Someone who has a lot of money and likes to gamble puts down large bets at random across a platform. This shifts the probability away from the expert consensus, but increases the liquidity of each market. Smart users notice this and arbitrage their positions into profit, rewarding quick responses and correcting the price at the same time.
A news journalist links to specific markets as proof or evidence to back up their claims, or cites them as public opinion.

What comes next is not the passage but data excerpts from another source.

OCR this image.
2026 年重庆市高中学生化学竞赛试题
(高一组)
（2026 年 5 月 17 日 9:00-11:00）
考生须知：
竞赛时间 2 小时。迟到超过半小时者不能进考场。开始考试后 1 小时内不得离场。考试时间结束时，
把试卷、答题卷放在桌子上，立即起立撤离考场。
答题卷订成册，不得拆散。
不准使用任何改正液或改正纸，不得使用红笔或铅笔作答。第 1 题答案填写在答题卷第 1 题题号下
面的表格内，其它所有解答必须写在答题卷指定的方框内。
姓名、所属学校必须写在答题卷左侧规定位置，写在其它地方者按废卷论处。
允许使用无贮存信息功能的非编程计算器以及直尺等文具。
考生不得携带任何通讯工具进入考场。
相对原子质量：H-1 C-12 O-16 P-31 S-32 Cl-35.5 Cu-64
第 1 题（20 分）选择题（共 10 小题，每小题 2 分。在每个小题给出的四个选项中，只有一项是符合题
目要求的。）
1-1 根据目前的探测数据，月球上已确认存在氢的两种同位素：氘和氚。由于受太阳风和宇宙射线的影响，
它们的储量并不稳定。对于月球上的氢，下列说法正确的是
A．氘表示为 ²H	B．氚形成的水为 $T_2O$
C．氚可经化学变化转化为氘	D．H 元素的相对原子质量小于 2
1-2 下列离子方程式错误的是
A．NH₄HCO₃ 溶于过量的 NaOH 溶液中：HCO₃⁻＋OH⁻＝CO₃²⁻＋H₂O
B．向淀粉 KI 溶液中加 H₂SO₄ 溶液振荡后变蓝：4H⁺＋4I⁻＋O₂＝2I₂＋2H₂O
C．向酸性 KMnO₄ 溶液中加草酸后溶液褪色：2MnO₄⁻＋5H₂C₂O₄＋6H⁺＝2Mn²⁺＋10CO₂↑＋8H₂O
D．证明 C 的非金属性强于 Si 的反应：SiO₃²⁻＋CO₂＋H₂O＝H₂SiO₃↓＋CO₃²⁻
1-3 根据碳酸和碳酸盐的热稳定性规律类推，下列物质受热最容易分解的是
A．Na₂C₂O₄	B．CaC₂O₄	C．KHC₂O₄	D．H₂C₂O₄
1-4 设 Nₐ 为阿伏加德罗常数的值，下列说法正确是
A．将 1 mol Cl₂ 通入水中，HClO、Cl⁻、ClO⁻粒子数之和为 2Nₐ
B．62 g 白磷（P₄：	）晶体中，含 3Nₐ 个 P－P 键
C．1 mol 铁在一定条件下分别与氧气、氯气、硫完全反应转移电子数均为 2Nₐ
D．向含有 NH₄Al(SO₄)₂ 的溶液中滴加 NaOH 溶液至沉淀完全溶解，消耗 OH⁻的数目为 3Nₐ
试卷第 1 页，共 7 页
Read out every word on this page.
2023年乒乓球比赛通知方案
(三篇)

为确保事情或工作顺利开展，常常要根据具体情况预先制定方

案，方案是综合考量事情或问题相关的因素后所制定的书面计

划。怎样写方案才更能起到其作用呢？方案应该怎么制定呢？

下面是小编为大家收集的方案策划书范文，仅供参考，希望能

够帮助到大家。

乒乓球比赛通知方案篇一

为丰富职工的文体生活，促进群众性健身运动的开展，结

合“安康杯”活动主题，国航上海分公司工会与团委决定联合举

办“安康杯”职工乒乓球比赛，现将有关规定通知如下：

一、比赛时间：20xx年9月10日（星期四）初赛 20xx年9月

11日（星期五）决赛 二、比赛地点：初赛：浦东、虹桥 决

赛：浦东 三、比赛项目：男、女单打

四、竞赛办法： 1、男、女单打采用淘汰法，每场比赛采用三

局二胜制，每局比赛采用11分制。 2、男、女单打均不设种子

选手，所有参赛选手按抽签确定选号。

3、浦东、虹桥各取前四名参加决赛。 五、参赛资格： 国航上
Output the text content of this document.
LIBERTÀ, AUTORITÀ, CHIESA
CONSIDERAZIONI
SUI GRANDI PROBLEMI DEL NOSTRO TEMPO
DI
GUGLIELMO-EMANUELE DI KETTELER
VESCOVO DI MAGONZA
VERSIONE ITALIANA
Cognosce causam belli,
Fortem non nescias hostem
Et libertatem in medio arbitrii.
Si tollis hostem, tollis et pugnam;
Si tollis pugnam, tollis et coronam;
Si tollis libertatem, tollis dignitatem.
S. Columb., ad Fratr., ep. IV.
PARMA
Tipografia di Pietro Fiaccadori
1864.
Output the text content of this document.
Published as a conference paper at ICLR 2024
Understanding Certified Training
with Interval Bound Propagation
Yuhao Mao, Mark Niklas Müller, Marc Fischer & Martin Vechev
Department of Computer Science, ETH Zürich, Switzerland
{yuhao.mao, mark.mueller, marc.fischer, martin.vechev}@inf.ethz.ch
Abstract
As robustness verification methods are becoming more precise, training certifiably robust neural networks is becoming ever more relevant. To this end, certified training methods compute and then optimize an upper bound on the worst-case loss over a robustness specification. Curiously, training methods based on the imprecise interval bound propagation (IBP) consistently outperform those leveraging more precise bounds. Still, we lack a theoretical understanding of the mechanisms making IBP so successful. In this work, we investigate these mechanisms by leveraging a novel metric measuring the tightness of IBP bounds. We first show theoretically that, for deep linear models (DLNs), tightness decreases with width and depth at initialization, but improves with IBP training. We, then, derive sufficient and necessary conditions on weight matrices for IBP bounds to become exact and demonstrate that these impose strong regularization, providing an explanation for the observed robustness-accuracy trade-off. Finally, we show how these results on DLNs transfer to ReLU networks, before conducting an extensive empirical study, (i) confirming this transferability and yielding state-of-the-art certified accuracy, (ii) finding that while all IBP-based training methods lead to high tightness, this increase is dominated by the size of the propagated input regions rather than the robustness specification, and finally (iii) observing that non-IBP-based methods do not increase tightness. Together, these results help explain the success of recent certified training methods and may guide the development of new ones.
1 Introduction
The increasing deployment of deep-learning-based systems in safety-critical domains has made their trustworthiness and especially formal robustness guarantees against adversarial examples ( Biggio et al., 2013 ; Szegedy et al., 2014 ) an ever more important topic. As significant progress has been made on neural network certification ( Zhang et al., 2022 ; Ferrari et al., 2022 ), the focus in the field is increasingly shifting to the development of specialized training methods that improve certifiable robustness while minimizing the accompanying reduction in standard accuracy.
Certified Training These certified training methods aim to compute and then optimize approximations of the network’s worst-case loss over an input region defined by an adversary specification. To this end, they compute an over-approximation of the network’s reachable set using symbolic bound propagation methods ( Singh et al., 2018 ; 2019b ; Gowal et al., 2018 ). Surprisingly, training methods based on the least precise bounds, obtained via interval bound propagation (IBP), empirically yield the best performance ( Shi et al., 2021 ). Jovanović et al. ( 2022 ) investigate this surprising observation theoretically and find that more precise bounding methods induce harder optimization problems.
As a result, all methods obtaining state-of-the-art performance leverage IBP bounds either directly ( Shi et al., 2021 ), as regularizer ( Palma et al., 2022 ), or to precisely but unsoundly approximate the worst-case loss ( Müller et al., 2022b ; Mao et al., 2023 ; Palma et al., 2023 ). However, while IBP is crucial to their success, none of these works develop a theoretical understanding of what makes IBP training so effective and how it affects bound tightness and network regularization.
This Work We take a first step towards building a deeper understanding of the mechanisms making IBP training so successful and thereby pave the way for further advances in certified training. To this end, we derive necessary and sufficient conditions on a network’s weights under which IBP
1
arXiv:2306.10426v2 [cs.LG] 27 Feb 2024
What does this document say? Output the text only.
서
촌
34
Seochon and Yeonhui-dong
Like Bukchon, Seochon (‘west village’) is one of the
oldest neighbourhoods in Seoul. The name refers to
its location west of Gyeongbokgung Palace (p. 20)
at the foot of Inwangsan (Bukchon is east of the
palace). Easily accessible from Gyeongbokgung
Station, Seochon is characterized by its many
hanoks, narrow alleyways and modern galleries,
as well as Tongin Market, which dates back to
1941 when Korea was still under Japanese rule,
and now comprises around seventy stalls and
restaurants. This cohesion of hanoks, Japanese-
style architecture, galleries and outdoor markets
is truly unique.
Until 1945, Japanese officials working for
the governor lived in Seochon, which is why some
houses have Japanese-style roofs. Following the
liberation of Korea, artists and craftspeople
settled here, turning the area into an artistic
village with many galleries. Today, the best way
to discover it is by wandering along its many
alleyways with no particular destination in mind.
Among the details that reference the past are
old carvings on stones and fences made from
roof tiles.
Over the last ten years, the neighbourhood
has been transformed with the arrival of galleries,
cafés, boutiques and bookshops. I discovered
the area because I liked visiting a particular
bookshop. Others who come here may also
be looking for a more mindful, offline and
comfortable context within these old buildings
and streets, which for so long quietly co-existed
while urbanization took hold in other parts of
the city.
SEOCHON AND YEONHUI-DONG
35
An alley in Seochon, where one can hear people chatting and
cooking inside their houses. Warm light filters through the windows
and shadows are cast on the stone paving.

If their readers agree, they can subscribe to the market to be informed first of any changes. If they disagree, they can log in and bet against it.
There are many prediction market platforms where you can go to either place bets or just gather information. The platforms that we track are:
While prediction markets have existed in various capacities for decades, their use in the U.S. is currently limited by the CFTC. Modern platforms either submit questions for approval to the CFTC, use reputation or "play-money" currencies, restrict usage to non-U.S. residents, or utilize cryptocurrencies. Additionally, sites will often focus on a particular niche or community in order to increase trading volume and activity on individual questions.